On 13 December, the US, Mexico and Canada signed the USMCA. The trade agreement talks had been concluded in October 2018 and an earlier version of the text had been published then.
As for GIs (Section E, articles 20.29 to 20.35, pages 14 to 20), the USMCA provides the following elements:
- GIs can be protected in the parties’ jurisdictions through a sui generis system, a trademark or other legal means (art.20.29);
- Before granting protection through their national administrative procedures, the parties must provide a transparent opposition phase (art.20.30);
- The grounds for opposition (earlier trademark and terms customary in common language) must be evaluated with respect to the territory of the party where a GI application is lodged (art. 20.31);
- GIs protected in the parties through agreements concluded or agreed in principle before the USMCA conclusion will not be subject to art.20.35 of the USMCA.

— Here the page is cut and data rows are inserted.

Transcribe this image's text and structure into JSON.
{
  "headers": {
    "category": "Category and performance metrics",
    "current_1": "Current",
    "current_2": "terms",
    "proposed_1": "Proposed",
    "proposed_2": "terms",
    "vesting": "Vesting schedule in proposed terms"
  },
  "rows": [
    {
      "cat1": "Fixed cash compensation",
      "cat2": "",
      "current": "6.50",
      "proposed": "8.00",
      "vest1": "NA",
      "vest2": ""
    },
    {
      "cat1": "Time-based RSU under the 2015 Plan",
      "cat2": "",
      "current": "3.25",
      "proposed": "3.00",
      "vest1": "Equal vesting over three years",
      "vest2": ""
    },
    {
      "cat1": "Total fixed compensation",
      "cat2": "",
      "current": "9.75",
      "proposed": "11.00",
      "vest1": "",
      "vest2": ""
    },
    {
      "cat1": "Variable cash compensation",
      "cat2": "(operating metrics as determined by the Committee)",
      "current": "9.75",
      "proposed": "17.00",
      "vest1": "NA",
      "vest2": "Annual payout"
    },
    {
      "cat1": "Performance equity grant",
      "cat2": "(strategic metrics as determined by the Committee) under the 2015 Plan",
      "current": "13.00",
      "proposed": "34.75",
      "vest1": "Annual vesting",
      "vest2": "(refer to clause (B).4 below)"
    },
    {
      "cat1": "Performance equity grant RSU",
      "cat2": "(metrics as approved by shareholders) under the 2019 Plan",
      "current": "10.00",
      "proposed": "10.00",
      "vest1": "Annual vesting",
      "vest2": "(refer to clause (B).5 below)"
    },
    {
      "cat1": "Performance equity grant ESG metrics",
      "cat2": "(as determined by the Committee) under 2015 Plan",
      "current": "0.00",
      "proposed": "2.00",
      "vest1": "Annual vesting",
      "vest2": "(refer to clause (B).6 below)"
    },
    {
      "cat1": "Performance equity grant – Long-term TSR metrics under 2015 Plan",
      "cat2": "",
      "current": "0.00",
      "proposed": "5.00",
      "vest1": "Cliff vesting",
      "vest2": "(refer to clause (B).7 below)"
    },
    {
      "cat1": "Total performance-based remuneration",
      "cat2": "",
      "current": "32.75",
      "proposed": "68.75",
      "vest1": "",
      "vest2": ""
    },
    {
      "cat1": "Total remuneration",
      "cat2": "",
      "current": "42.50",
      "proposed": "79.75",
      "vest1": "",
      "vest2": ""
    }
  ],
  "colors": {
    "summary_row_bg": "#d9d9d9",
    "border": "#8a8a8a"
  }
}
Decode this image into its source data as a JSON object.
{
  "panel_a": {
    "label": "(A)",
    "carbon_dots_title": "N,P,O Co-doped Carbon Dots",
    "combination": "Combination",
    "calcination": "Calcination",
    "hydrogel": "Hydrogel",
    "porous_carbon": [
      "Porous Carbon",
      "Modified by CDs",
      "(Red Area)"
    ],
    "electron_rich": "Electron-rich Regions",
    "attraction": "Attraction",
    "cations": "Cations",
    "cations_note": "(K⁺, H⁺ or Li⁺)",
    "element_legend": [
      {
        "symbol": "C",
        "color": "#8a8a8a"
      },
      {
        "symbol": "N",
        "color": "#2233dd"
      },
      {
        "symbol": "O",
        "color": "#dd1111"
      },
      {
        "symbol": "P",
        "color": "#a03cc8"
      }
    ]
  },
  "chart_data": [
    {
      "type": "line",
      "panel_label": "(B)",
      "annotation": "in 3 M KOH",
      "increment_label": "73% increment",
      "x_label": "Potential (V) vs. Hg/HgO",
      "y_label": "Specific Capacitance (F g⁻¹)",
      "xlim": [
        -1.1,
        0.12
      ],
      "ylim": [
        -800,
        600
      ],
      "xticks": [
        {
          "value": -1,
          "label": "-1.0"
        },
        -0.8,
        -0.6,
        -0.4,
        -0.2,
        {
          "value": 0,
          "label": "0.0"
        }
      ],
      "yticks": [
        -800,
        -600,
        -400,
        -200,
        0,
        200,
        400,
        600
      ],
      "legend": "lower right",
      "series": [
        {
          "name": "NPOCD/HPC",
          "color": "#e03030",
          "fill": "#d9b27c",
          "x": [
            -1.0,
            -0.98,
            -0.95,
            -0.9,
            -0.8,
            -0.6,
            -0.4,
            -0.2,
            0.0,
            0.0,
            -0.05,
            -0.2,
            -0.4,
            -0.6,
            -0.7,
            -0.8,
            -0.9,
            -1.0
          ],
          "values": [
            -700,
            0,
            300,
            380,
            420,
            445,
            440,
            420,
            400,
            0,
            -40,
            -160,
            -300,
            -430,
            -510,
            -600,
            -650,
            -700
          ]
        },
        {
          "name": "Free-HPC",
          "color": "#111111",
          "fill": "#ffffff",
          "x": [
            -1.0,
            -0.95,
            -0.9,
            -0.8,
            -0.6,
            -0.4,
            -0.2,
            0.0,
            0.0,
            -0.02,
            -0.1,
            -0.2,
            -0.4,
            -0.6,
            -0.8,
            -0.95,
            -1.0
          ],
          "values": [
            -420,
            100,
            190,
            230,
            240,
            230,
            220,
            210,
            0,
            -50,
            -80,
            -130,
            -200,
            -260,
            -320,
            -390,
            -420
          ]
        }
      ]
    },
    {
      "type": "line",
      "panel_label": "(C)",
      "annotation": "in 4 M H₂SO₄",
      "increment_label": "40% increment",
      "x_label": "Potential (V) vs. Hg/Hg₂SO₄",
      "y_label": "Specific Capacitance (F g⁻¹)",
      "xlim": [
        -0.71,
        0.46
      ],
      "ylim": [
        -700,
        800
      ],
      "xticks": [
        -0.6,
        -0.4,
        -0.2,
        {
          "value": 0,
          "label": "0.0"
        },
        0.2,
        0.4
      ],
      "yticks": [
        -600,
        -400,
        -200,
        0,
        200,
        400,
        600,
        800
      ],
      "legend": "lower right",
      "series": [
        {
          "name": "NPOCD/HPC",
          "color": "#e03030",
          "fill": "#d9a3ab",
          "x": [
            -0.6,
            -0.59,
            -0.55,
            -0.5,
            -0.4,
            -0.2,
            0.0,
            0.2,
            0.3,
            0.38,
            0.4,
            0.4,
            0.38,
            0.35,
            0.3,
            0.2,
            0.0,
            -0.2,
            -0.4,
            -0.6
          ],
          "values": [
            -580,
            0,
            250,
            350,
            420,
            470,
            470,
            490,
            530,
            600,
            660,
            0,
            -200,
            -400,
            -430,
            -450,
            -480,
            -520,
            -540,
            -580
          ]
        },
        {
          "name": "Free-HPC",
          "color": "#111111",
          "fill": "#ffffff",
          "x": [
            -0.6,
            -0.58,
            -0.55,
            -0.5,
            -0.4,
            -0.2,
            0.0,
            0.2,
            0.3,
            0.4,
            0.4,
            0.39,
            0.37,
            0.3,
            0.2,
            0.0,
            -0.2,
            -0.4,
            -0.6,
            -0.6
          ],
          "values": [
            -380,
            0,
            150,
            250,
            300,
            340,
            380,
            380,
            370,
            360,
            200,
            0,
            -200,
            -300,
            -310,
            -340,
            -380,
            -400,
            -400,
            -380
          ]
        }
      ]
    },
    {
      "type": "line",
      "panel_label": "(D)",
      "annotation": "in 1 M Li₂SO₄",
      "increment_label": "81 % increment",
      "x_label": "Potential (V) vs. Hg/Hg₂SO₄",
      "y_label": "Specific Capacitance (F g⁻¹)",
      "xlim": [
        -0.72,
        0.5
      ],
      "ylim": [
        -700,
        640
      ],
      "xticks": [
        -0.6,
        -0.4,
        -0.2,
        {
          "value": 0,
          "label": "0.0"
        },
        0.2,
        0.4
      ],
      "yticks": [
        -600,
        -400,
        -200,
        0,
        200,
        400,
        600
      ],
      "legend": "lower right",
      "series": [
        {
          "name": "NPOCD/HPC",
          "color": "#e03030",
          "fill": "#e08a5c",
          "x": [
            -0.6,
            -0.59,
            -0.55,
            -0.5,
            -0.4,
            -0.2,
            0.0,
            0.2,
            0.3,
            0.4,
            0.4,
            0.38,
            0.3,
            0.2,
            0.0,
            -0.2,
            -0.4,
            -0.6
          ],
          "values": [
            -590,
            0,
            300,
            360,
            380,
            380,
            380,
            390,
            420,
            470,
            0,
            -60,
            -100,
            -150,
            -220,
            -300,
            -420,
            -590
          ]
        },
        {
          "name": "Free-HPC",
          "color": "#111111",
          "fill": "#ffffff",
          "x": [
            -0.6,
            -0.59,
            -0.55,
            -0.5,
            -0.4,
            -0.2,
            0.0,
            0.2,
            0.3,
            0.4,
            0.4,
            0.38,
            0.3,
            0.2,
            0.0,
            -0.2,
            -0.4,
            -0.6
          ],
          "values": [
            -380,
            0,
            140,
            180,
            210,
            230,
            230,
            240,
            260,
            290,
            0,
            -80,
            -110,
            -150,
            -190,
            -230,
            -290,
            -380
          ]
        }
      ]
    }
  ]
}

The USMCA will now have to be approved by legislatures in the three countries to become effective.
The USMCA does not regulate the level of protection to be given to GIs in the contracting parties, which is left in the hands of the national and other international norms applying in the three countries. It rather concerns procedural issues related to GIs registration. Two elements should be mentioned in this respect. On the one hand, the GIs provisions of the EU and Mexico modernized Global Agreement, agreed in principle on 21 April 2018, will not be affected by the USMCA. On the other hand, the USMCA seems perfectly compatible with the possibility for the parties to join the Geneva Act of the Lisbon Agreement on Appellations of Origin and Geographical Indications, under which countries have one-year period to accept or refuse the protection of a GI notified via the agreement.